Loopy Belief Propagation

Loopy belief propagation (Pearl 1988) is a popular algorithm for approximate inference. Its popularity stems in part from its extremely effective application to channel coding, first to turbo decoding and then to low-density parity check (LDPC) codes (McEliece et al. 1998). While initially not well understood, in recent years a host of theoretical results have been obtained which help to quantify its behavior.

Bethe approximation

Bethe trees and convergence

Fig 1: Bethe and SAW trees

One way to understand the behavior of loopy belief propagation in a graph G is by constructing the "Bethe tree" of G. The Bethe tree is formed by "unrolling" G around a root node (say, "1"), so that the root of the Bethe tree corresponds to node "1", the next level corresponds to "1"'s neighbors, the next to their neighbors (not including their parent, "1"), and so on. (Figure 1, both black and red nodes.) If G is a tree, each node will appear only once, but if not each node may have many copies within the Bethe tree.
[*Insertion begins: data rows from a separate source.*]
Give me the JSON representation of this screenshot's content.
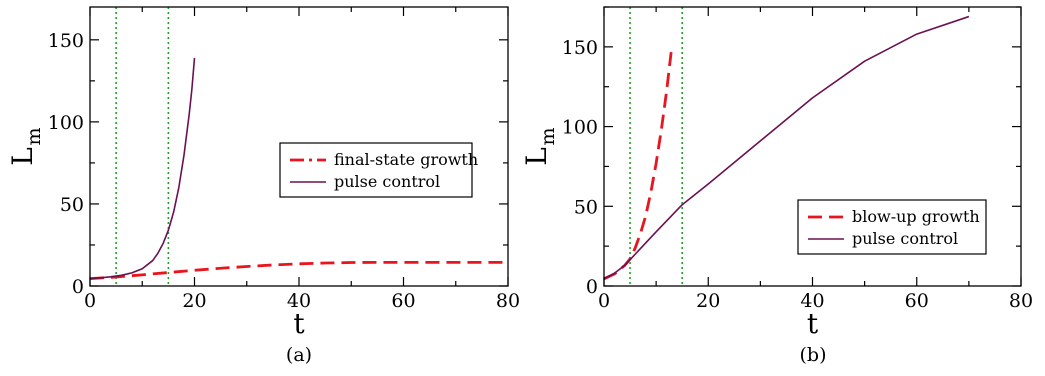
{
  "figure": {
    "captions": [
      "(a)",
      "(b)"
    ]
  },
  "chart_data": [
    {
      "type": "line",
      "panel": "(a)",
      "xlabel": "t",
      "ylabel": "L",
      "ylabel_sub": "m",
      "xlim": [
        0,
        80
      ],
      "ylim": [
        0,
        170
      ],
      "xticks": [
        0,
        20,
        40,
        60,
        80
      ],
      "yticks": [
        0,
        50,
        100,
        150
      ],
      "grid": false,
      "legend_position": "center-right",
      "vlines": [
        {
          "x": 5,
          "color": "#22a02a",
          "style": "dotted"
        },
        {
          "x": 15,
          "color": "#22a02a",
          "style": "dotted"
        }
      ],
      "series": [
        {
          "name": "final-state growth",
          "color": "#e8141e",
          "style": "dashed",
          "legend_style": "dashdot",
          "x": [
            0,
            5,
            10,
            15,
            20,
            25,
            30,
            35,
            40,
            45,
            50,
            55,
            60,
            65,
            70,
            75,
            80
          ],
          "y": [
            4.5,
            5.5,
            6.8,
            8.2,
            9.6,
            10.8,
            11.9,
            12.8,
            13.5,
            14.0,
            14.3,
            14.4,
            14.4,
            14.4,
            14.4,
            14.4,
            14.4
          ]
        },
        {
          "name": "pulse control",
          "color": "#6b1050",
          "style": "solid",
          "x": [
            0,
            2,
            4,
            6,
            8,
            10,
            12,
            13,
            14,
            15,
            16,
            17,
            18,
            19,
            19.5,
            20
          ],
          "y": [
            4.5,
            5.0,
            5.6,
            6.5,
            8.0,
            10.5,
            15.5,
            20,
            26,
            34,
            45,
            60,
            80,
            105,
            120,
            139
          ]
        }
      ]
    },
    {
      "type": "line",
      "panel": "(b)",
      "xlabel": "t",
      "ylabel": "L",
      "ylabel_sub": "m",
      "xlim": [
        0,
        80
      ],
      "ylim": [
        0,
        175
      ],
      "xticks": [
        0,
        20,
        40,
        60,
        80
      ],
      "yticks": [
        0,
        50,
        100,
        150
      ],
      "grid": false,
      "legend_position": "lower-right",
      "vlines": [
        {
          "x": 5,
          "color": "#22a02a",
          "style": "dotted"
        },
        {
          "x": 15,
          "color": "#22a02a",
          "style": "dotted"
        }
      ],
      "series": [
        {
          "name": "blow-up growth",
          "color": "#e8141e",
          "style": "dashed",
          "legend_style": "dashed",
          "x": [
            0,
            2,
            4,
            5,
            6,
            7,
            8,
            9,
            10,
            11,
            12,
            13
          ],
          "y": [
            4.5,
            7.5,
            13,
            17,
            24,
            33,
            44,
            59,
            77,
            98,
            122,
            150
          ]
        },
        {
          "name": "pulse control",
          "color": "#6b1050",
          "style": "solid",
          "x": [
            0,
            2,
            4,
            6,
            8,
            10,
            15,
            20,
            30,
            40,
            50,
            60,
            70
          ],
          "y": [
            4.5,
            8,
            13,
            20,
            27,
            34,
            51,
            64,
            91,
            118,
            141,
            158,
            169
          ]
        }
      ]
    }
  ]
}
We can create a new graphical model defined on the Bethe tree, where each node and edge has the same parameters as its original version in G. Then, there is a nice relationship between inference on the Bethe tree and BP in the original graph -- by placing the initial conditions at the bottom leaves of the Bethe tree (the initial message from s to t is placed incoming at any copies of t that do not have s as a parent), the messages computed in the Bethe tree at level "i" from the bottom will correspond to iteration i of BP on G, and belief at the root will correspond to the belief at node "1" after H iterations of BP, where H is the height of the Bethe tree.

Intuitively, there is a nice connection to convergence of BP here -- if for any set of initial conditions, the belief at the root is the same, then BP must converge to a unique fixed point. Again intuitively, this is likely to happen if the correlations among variables is weak, and sufficiently weak that the dependence from level to level dies off fast enough to offset the increasing number of nodes at each level. We have developed several sufficient conditions that guarantee this, using mixing properties of the factors of G (NIPS 2004, JMLR 2005).

Self-avoiding walk trees and accuracy

The self-avoiding walk (SAW) tree of a graph is a sub-tree of the Bethe tree (Figure 1, black only). In essence, it corresponds to the unrolling of the graph G, up to the point at which each path forms a loop. Self-avoiding is a slight misnomer, since the walks forming this graph do intersect themselves, but only at the terminal point.

It turns out that the SAW tree is also closely connected to the behavior of belief propagation on G. Weitz (2006) and Jung and Shaw (2007) showed that marginalization in a binary, pairwise Markov random field defined on G can be performed exactly on the SAW tree, which suggested various approximations to exact inference corresponding to early termination of the SAW tree. We showed (2007) that the error incurred by belief propagation on any Markov random field defined on G can also be computed via methods similar to our convergence results. (While the paper focuses on pairwise MRFs, extension to the more general factor graph formulation is easy.)